LOUISVILLE, Ky. (WDRB) – The Kentucky Office of Unemployment Insurance has suffered its second data breach in about three months.
The breach involved the private information of one unemployment claimant being exposed to another claimant, according to a statement from the Kentucky Labor Cabinet:
On July 27, 2020, at approximately 4 p.m., the Office of Unemployment Insurance was notified that a claimant had seen information pertaining to another individual claimant while navigating his own unemployment application in the OUI online system. The information seen by the claimant was another individual’s employer information and information about the individual’s health. At no time, was the other individual’s name, social security number, or other personally identifying information available. Out of an abundance of caution, OUI has reported this potential breach while the Office of Technology Services investigates the circumstances that allowed a claimant to see the information pertaining to another individual claimant. Once the Office of Technology determines the cause of the potential breach, actions will be taken to prevent this type of incident in the future.

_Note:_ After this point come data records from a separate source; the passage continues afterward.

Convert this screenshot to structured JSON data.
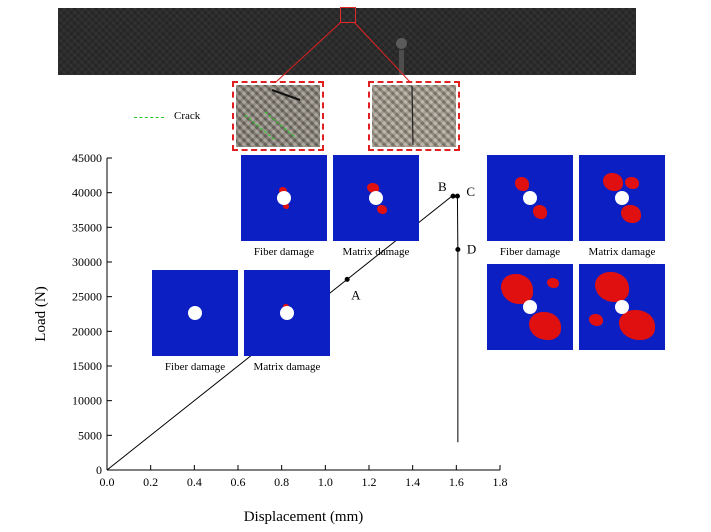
{
  "figure": {
    "crack_legend": "Crack",
    "colors": {
      "specimen": "#262626",
      "damage_map": "#0b1fc2",
      "damage": "#e01010",
      "crack_line": "#2ec42e",
      "zoom_frame": "#e02020"
    }
  },
  "damage_panels": {
    "low": {
      "fiber_label": "Fiber damage",
      "matrix_label": "Matrix damage"
    },
    "mid": {
      "fiber_label": "Fiber damage",
      "matrix_label": "Matrix damage"
    },
    "high": {
      "fiber_label": "Fiber damage",
      "matrix_label": "Matrix damage"
    }
  },
  "chart_data": {
    "type": "line",
    "title": "",
    "xlabel": "Displacement (mm)",
    "ylabel": "Load  (N)",
    "xlim": [
      0.0,
      1.8
    ],
    "ylim": [
      0,
      45000
    ],
    "xticks": [
      "0.0",
      "0.2",
      "0.4",
      "0.6",
      "0.8",
      "1.0",
      "1.2",
      "1.4",
      "1.6",
      "1.8"
    ],
    "yticks": [
      "0",
      "5000",
      "10000",
      "15000",
      "20000",
      "25000",
      "30000",
      "35000",
      "40000",
      "45000"
    ],
    "grid": false,
    "series": [
      {
        "x": [
          0.0,
          0.4,
          0.8,
          1.1,
          1.4,
          1.58,
          1.605,
          1.607,
          1.607
        ],
        "y": [
          0,
          10000,
          20000,
          27500,
          35000,
          39500,
          39500,
          31800,
          4000
        ]
      }
    ],
    "points": [
      {
        "label": "A",
        "x": 1.1,
        "y": 27500
      },
      {
        "label": "B",
        "x": 1.585,
        "y": 39500
      },
      {
        "label": "C",
        "x": 1.605,
        "y": 39500
      },
      {
        "label": "D",
        "x": 1.607,
        "y": 31800
      }
    ]
  }
}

The incident comes after the state reported that, on April 23, some unemployment claimants' data was exposed to other unemployment claimants. Some people who had completed the online filing process were able to see sensitive information on verification documents that others had filed, state officials said when they disclosed the breach on May 28, more than a month after it happened.
Gov. Andy Beshear, a Democrat, said on May 28 that the April 23 breach involved "a handful" of people who were on the unemployment site for legitimate reasons to see confidential information and that there was no evidence of bad actors.
"We don't have one report of an external group seeing it or a con artist using it," Beshear said at the time.
Beshear repeated that on Wednesday, saying the state knows of no malicious activity related to the April breach.
The breach that was discovered this week was "minor" in comparison and arguably did not constitute something that had to be publicly disclosed, Beshear said.
"Right now we are analyzing it to make sure it is not a wider-spread problem," he said.
Still, Wednesday's disclosure is another blow for the beleaguered Kentucky unemployment system, which has struggled under the weight of an unprecedented 550,000 Kentuckians seeking jobless aid and more than a million claims filed during the pandemic.
Beshear has agreed to pay accounting firm Ernst & Young $12 million in no-bid contracts for nine weeks of work to help process claims, some of which date to March.
As of Tuesday, the firm had helped with about 63,000 claims, but state officials still need to churn out a one- or two-page letter for each claim to be fully processed, Beshear said during his news briefing.
“Andy Beshear’s unemployment insurance debacle continues to put Kentuckians suffering under his orders and failed leadership at risk every day," Republican Party of Kentucky spokesman Mike Lonergan said in a statement. "From struggling to deliver the benefits Kentuckians need to make ends meet during this crisis to compromising the information of applicants, Andy Beshear’s unemployment office is one abysmal failure after another. Andy Beshear needs to take responsibility for this disaster that his administration has caused.”